Na verdade, com o processo de reestruturação dos mercados, é imposta uma redefinição das lógicas que envolvem as relações de trabalho, dentro de uma perspectiva de acumulação capitalista. Neste aspecto Netto (1996) enfatiza que:

"Parece assente que conjunturas (e a palavra não se refere apenas a lapsos temporais de curta duração) de rápidas e intensas transformações societárias constituem o solo privilegiado para o processamento de alterações profissionais - seja o redimensionamento de profissões já consolidadas, seja o surgimento de novas atividades e ramos profissionais. O fenômeno, enquanto tal, nada tem de enigmático: as transformações societárias, reconfigurando as necessidades sociais dadas e criando novas (Heller, 1978), ao metamorfosear a produção e a reprodução da sociedade, atingem diretamente a divisão sociotécnica do trabalho, envolvendo modificações em todos os seus níveis (parâmetros de conhecimento, modalidades de formação e de práticas, sistemas institucional-organizacionais etc.)"(Netto, 1996, p.p. 88-89).

Ou seja, no caso específico da CERJ, a sua privatização imprime com mais relevo uma prática que já existia, mas que se intensifica a partir de então, que é o processo de terceirizar os serviços de manutenção e distribuição de energia elétrica no Rio de Janeiro.
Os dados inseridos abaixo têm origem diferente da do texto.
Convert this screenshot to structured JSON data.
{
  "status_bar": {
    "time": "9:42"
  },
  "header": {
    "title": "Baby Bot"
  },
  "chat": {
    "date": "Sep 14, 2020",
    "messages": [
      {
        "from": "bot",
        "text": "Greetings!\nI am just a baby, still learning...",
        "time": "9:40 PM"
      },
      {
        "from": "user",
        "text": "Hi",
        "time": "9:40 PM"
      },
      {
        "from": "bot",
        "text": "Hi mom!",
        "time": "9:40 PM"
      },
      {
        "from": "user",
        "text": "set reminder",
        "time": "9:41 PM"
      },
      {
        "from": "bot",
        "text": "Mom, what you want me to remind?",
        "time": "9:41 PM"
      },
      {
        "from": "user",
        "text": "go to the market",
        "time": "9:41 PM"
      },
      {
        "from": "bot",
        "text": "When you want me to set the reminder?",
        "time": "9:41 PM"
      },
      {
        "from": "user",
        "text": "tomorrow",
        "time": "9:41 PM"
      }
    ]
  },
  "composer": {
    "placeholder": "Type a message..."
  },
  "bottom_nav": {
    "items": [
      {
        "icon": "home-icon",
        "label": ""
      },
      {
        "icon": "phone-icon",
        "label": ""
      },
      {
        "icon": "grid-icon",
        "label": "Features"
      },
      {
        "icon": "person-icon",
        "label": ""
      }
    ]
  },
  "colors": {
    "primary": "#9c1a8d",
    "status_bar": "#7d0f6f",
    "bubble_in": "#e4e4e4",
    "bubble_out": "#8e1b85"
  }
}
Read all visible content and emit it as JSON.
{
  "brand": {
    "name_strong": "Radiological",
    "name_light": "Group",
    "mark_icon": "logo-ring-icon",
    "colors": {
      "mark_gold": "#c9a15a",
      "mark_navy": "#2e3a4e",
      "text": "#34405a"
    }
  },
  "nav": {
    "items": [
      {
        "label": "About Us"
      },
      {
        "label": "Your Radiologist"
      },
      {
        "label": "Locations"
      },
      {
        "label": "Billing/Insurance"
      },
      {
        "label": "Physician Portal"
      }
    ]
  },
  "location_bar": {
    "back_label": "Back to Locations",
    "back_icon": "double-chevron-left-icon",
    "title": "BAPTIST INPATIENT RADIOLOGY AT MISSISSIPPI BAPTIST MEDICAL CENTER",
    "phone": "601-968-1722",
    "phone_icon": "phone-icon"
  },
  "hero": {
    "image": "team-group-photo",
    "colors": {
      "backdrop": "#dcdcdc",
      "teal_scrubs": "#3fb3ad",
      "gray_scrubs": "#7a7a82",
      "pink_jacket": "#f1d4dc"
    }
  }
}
Tendo este cenário como perspectiva, o estudo ora proposto pretende levantar alguns dos principais impactos do processo de privatização da CERJ sobre as condições de vida e trabalho dos trabalhadores nela empregados e que, por força da reestruturação do setor, da terceirização dos serviços para a CERJ em conseqüência à demissão em massa, vieram a se realocar em outras empresas - empreiteiras e cooperativas.

Temos como pressuposto o fato de que esses trabalhadores, ainda que exercendo a mesma atividade, o fazem sob condições adversas. Este é o ponto central de questionamento que se busca desenvolver: estando em um empresa recém privatizada ou em mercado de trabalho terceirizado, quais as possíveis implicações dessa mudança e a correlação desta última com as atuais condições de vida e trabalho destes trabalhadores. Essa indagação ocorre porque alguns eletricitários, apesar de estarem em empresas diferentes, na verdade são submetidos a ordenamentos e chefias que eram do quadro estatal e que continuaram na empresa, só que agora privatizada e sob condições diferenciadas.

Vivemos um momento na história em que alguns retrocessos, em termos de legislação trabalhista, estão sendo evidenciados. Ou seja, direitos adquiridos pela sociedade e pelos trabalhadores estão sendo desrespeitados, quando não eliminados, frente à atual perspectiva neoliberal, que prega o papel do Estado com menos atribuições no âmbito das políticas sociais.

"O mais amargo nesses anos recessivos é que exatamente os poucos avanços sociais conquistados no passado, como a educação pública gratuita e os serviços governamentais de saúde, vêem-se ameaçados, projetando sombrias expectativas para o futuro" (Guimarães, 1991, p. 93).

Além desta constatação, vê-se que, frente à reestruturação produtiva, os sindicatos de base estão perdendo força em seu poder de representação, conseqüência da fragmentação da classe trabalhadora, por sua vez absorvida pelas empresas que terceirizam serviços e, consequentemente, acarretando desmobilização.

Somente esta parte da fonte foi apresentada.